Social media has provided a means for counterfeiters to expand their operations. According to the IP Crime Group, the sale of counterfeit goods via social media rose 15 per cent between 2013 and 2014, while the sale of counterfeit goods via online auction sites rose by just 2 per cent. Just a single counterfeiting operation can sell fake goods through multiple channels, including websites and social media accounts, including Facebook, Twitter, WeChat and even SnapChat.
Right now, the best approach to this diverse counterfeit sales network is to adopt a multi-pronged enforcement approach. Brands typically combine enforcement against the source with a concerted effort to monitor and enforce against the key online platforms that enable purchasers to buy and receive counterfeits through the post. In using social media to market and sell goods, counterfeiters often leave behind a trail of information that can be used to identify and connect clusters of criminals. For example, when advertising on Instagram, the seller will often link to a domain or ask to be contacted via Whatsapp, and reveal a phone number. Using this information, it is possible to uncover and remove networks of infringers.
But the key question is whether the platforms themselves can and should be required to do more. At present, brands have been required to follow in the footsteps of music and film businesses by adopting a monitoring and enforcement approach. It may be however that recent case law can enable a new path.
In late June 2017, the Supreme Court of Canada issued its decision in Google Inc v Equustek, upholding lower court judgments requiring the search engine giant to de-index certain websites entirely from its index.
Google’s mission statement is well known – its goal is to “to organize the world’s information and make it universally accessible and useful”. What this case (and others in the data privacy context in Europe) has demonstrated is that this goal must have limits. Google can do more to ensure that the online world is not simply a lawless “wild west”. Instead, Google can help to make sure that everyone has access to information that is lawful but that entities who seek to profit from illegal activity are not given the same lifeblood.
The most significant aspect of this litigation is that the ruling is against Google as a non-infringing third party service provider, rather than a direct participant in the illegal activity. Google is very well placed to help to prevent unlawful activity by making sure that search results for the sites in question are not returned.
This is not the first-time that service providers have been required to do more – the Canadian court relied on an earlier landmark UK court case where Cartier owner Richemont obtained orders requiring Internet Service Providers (ISPs) – including Sky and BT – to block websites selling counterfeit goods. This case is moving to the Supreme Court in the United Kingdom in January next year, but only on the issue of who pays. The principle of using the courts to require intermediaries to do more is established and leave to appeal on this principle was refused.
What’s clear from both rulings is that, as IP infringement online escalates, third parties can be required to take action. It’s an important recognition that intermediaries such as Google are used by counterfeiters acting online and those intermediaries can be required to take action.

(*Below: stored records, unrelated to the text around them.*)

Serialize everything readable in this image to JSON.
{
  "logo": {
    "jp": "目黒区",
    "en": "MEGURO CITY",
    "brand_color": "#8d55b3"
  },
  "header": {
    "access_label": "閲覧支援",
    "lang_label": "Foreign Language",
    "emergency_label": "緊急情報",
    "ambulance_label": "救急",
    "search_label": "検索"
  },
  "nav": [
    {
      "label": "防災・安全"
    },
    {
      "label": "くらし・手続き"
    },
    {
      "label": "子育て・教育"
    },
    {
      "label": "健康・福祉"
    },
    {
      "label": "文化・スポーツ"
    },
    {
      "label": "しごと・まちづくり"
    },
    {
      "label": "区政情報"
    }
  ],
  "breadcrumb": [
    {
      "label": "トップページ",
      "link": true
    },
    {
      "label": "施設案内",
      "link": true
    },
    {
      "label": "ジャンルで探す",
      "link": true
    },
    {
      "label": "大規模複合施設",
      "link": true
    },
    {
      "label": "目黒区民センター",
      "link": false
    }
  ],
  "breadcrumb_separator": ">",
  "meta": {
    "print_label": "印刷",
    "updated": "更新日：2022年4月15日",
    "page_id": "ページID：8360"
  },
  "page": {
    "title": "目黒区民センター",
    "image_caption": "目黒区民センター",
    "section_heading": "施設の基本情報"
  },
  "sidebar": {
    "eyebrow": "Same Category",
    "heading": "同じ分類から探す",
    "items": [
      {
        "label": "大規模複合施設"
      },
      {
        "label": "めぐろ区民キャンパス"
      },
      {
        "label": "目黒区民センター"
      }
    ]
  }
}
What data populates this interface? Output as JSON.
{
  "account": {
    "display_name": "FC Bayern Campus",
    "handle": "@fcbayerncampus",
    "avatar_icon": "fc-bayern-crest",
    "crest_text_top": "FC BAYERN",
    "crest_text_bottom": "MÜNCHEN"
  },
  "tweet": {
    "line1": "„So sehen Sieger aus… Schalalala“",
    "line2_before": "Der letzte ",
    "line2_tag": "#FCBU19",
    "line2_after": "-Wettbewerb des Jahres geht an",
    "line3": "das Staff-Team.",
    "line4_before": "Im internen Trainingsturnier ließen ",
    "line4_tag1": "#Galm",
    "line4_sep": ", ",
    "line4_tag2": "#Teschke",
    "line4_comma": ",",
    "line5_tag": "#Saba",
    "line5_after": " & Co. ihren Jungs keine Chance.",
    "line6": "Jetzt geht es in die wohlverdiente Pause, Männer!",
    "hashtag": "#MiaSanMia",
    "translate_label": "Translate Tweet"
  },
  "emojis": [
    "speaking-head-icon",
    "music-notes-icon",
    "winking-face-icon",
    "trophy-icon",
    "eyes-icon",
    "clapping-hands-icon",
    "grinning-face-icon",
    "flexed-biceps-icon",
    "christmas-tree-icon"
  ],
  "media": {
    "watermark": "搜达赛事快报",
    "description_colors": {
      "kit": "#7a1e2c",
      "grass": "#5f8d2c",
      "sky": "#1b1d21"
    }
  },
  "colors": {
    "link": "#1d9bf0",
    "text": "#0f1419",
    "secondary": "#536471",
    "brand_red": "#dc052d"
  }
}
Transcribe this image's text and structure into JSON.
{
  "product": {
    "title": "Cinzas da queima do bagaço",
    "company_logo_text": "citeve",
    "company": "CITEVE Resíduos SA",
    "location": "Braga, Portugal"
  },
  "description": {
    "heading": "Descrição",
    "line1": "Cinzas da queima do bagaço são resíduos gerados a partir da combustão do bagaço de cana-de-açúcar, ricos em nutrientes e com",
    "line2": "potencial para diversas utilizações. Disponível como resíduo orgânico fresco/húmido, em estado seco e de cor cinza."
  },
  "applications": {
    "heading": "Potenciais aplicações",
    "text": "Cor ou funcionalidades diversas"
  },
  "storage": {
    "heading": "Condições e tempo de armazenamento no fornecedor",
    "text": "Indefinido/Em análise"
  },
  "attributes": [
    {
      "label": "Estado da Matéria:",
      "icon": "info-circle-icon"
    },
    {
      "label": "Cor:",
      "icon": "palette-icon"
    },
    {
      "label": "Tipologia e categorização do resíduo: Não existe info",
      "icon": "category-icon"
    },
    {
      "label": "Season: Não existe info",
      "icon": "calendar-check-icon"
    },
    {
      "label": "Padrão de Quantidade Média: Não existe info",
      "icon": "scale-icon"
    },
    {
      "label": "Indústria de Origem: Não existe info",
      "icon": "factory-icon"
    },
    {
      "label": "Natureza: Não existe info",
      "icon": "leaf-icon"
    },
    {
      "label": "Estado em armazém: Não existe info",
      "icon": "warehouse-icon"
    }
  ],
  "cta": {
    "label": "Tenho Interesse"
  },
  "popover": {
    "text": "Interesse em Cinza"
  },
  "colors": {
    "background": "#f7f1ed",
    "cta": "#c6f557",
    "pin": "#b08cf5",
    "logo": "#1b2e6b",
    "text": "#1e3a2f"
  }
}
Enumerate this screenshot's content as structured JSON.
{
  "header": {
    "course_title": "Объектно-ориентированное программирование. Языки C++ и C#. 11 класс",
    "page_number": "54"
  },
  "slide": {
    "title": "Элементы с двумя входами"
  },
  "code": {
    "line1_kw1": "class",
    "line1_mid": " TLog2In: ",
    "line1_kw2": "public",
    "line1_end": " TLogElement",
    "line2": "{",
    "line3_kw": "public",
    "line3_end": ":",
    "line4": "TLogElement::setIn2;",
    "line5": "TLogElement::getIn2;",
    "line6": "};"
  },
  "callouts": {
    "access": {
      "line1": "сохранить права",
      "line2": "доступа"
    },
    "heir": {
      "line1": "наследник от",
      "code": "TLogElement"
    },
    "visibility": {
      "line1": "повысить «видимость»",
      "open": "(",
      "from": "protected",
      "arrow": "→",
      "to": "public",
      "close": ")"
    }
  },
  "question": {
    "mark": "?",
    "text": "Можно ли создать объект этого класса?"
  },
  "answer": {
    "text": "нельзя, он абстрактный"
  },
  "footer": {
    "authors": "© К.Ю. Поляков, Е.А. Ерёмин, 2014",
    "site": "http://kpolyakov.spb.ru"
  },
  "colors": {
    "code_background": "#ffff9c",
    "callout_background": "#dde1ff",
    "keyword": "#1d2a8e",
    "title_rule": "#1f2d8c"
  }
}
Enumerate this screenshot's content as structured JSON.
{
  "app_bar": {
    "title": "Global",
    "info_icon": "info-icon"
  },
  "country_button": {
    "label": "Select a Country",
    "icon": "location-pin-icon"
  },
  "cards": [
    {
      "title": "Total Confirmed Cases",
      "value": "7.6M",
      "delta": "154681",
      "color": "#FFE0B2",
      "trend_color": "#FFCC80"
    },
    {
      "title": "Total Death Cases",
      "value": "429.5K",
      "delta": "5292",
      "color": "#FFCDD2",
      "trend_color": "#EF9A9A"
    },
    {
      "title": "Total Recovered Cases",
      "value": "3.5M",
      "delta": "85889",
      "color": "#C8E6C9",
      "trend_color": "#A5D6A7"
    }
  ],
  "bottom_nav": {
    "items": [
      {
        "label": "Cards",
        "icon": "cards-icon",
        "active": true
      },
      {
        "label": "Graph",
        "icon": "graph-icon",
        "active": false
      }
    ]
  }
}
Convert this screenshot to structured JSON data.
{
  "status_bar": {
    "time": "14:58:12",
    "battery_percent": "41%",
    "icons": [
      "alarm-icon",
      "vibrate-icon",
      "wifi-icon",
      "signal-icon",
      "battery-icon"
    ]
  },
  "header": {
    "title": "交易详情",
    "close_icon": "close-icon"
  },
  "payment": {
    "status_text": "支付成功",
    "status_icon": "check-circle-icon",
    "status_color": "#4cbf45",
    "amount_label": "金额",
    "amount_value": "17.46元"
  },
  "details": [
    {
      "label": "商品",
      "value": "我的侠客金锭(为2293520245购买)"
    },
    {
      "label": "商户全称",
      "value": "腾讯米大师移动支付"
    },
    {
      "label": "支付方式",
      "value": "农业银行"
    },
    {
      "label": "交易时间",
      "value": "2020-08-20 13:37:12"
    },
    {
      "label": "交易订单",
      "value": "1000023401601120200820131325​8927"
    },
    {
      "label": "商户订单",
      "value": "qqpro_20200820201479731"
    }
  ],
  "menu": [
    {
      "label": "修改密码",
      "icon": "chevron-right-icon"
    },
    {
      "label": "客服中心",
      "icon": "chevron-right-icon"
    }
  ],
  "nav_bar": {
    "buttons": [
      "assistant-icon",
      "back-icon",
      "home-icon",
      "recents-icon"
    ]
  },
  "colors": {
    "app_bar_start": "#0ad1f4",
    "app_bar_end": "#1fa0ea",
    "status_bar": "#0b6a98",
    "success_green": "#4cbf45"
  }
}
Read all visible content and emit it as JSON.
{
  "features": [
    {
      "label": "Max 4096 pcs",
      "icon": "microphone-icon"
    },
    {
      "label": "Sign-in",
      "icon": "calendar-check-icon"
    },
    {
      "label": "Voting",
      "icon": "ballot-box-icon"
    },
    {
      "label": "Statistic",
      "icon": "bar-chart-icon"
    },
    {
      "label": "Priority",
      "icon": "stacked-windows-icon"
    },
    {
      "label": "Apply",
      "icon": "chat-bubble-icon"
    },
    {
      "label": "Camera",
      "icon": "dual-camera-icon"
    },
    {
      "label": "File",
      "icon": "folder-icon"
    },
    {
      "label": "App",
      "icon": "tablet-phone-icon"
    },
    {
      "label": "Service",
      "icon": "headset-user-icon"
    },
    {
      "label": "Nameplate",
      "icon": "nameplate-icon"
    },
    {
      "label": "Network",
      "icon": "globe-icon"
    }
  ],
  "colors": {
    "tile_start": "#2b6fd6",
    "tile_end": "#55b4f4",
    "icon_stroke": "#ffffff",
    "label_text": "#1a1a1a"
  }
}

The Canadian ruling has global effect because Google is required to remove the sites from its entire index.
Site blocking is becoming common practice in jurisdictions, but by looking at third party actors such as search engines it may be possible to go much further in the effort to disrupt counterfeiters’ online activity. There is potential to require Google to act at scale and to remove counterfeit operations from their index. And the buck may not stop with search engines. Social media platforms can also do more and it’s likely that as technology improves, these platforms could themselves implement filtering to assist rights owners.
Recent court decisions suggest that the door is open for rights owners if they wish to push further to secure enhanced and scalable remedies.